We make it back to her car after dinner and she looks at me from the driver’s seat and says “can I kiss you?” and… oh, fuck. She kisses me and I am in so much trouble—I’ve caught feelings in a way that feels like a tidal wave or jumping off a cliff, like there’s no coming back from it. She takes me home and we talk for hours, sitting close enough together that I can pull her mouth to mine whenever I want, which is all of the time. She drives me home at 2 a.m. and the highway is deserted because it’s the middle of the week, and I have work in the morning and she has to start packing up her apartment, but none of it matters because she holds my hand over the center console the entire time. She drives with her left wrist over the steering wheel, drumming along the top of the dash to each song that comes on with a practiced ease that shouldn’t be hot but has me distracted in ways I’ve never been before.

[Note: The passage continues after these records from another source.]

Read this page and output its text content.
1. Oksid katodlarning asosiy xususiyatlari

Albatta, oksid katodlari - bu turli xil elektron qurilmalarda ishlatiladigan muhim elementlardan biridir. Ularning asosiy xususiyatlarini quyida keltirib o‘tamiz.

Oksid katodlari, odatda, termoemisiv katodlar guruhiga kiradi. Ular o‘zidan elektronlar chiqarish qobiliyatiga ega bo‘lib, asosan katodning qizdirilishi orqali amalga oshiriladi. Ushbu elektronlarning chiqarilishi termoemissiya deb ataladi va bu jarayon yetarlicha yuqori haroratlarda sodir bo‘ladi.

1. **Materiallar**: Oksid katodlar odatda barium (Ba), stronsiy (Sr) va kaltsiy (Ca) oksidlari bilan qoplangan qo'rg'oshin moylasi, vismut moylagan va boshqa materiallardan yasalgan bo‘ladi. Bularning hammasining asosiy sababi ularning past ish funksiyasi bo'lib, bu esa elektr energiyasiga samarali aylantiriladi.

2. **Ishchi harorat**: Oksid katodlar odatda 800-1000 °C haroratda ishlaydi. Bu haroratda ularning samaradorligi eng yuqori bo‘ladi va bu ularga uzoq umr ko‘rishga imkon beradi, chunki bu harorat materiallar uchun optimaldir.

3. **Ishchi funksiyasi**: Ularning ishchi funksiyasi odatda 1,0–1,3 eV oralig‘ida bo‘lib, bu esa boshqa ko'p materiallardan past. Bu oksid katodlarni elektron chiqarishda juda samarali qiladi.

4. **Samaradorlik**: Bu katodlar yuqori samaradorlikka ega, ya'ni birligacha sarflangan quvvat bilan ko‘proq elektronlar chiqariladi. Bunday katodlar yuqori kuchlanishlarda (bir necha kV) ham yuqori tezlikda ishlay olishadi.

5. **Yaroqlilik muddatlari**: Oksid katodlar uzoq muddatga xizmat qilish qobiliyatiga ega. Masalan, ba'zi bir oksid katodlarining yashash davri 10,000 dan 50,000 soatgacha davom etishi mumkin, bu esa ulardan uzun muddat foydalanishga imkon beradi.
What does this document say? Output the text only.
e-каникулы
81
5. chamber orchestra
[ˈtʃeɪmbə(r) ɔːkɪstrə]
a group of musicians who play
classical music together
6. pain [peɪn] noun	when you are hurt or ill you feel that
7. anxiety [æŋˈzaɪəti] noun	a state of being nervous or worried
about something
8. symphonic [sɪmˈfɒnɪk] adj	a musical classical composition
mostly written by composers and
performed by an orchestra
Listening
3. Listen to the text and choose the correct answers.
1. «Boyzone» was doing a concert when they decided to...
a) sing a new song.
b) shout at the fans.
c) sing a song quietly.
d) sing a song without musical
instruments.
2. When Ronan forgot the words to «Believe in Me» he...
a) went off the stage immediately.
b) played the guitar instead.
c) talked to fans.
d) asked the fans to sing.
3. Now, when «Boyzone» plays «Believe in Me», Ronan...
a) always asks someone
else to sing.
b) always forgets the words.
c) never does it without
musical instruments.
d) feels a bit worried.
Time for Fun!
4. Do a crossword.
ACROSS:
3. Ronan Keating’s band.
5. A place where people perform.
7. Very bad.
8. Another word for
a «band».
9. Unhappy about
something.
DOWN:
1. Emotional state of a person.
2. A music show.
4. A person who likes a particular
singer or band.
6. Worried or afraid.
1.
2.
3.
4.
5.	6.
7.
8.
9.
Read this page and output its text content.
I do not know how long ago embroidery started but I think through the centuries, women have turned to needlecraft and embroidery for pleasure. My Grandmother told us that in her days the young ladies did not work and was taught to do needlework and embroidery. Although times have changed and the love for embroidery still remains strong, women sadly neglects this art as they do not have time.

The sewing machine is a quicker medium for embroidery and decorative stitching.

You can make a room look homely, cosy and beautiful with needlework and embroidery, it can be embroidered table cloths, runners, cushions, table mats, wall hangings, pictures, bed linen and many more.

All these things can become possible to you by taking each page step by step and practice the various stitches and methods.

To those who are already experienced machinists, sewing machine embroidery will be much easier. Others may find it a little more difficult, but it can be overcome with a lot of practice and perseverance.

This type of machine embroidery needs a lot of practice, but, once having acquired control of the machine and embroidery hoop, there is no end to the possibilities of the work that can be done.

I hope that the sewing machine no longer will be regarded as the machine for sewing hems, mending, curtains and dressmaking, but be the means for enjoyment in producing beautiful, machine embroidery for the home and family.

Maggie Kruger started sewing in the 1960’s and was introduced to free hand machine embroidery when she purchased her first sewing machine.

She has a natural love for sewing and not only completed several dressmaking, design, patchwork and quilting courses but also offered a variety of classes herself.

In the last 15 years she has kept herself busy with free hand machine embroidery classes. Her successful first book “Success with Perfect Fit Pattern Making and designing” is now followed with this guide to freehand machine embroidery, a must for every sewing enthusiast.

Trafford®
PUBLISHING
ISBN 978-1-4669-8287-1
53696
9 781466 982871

At every red light she leans in to kiss me. I pull back when I notice it’s turned green, but she draws me back anyway. There’s no one else on the roads so it doesn’t matter when we give in and just linger, foreheads touching and matching ridiculous smiles on our faces in the middle of an empty intersection.
“Uh oh,” she whispers. It’s 3 a.m. and we’re standing on the sidewalk by her car, illegally parked outside my apartment. We have our arms around each other and I’m frozen, unable to comprehend how someone has come to mean so much to me in such a short period of time, especially when they’re leaving so soon. Uh oh, indeed.
It doesn’t last, because of course it doesn’t. By the time a month has passed since that night, we barely speak—by June, it’s gone completely quiet. It takes two weeks of the requisite sad music spiral I always go through when I get ghosted before I am able to sit down and think less about the ending and more about the moments of pure joy.
Maybe I need to split up the kiss list—do the math I don’t want to calculate and see how short it gets if I take out people I never touch again, how many stories get cut off before they hit any sort of meaningful conclusion. Maybe I’ll start to learn something.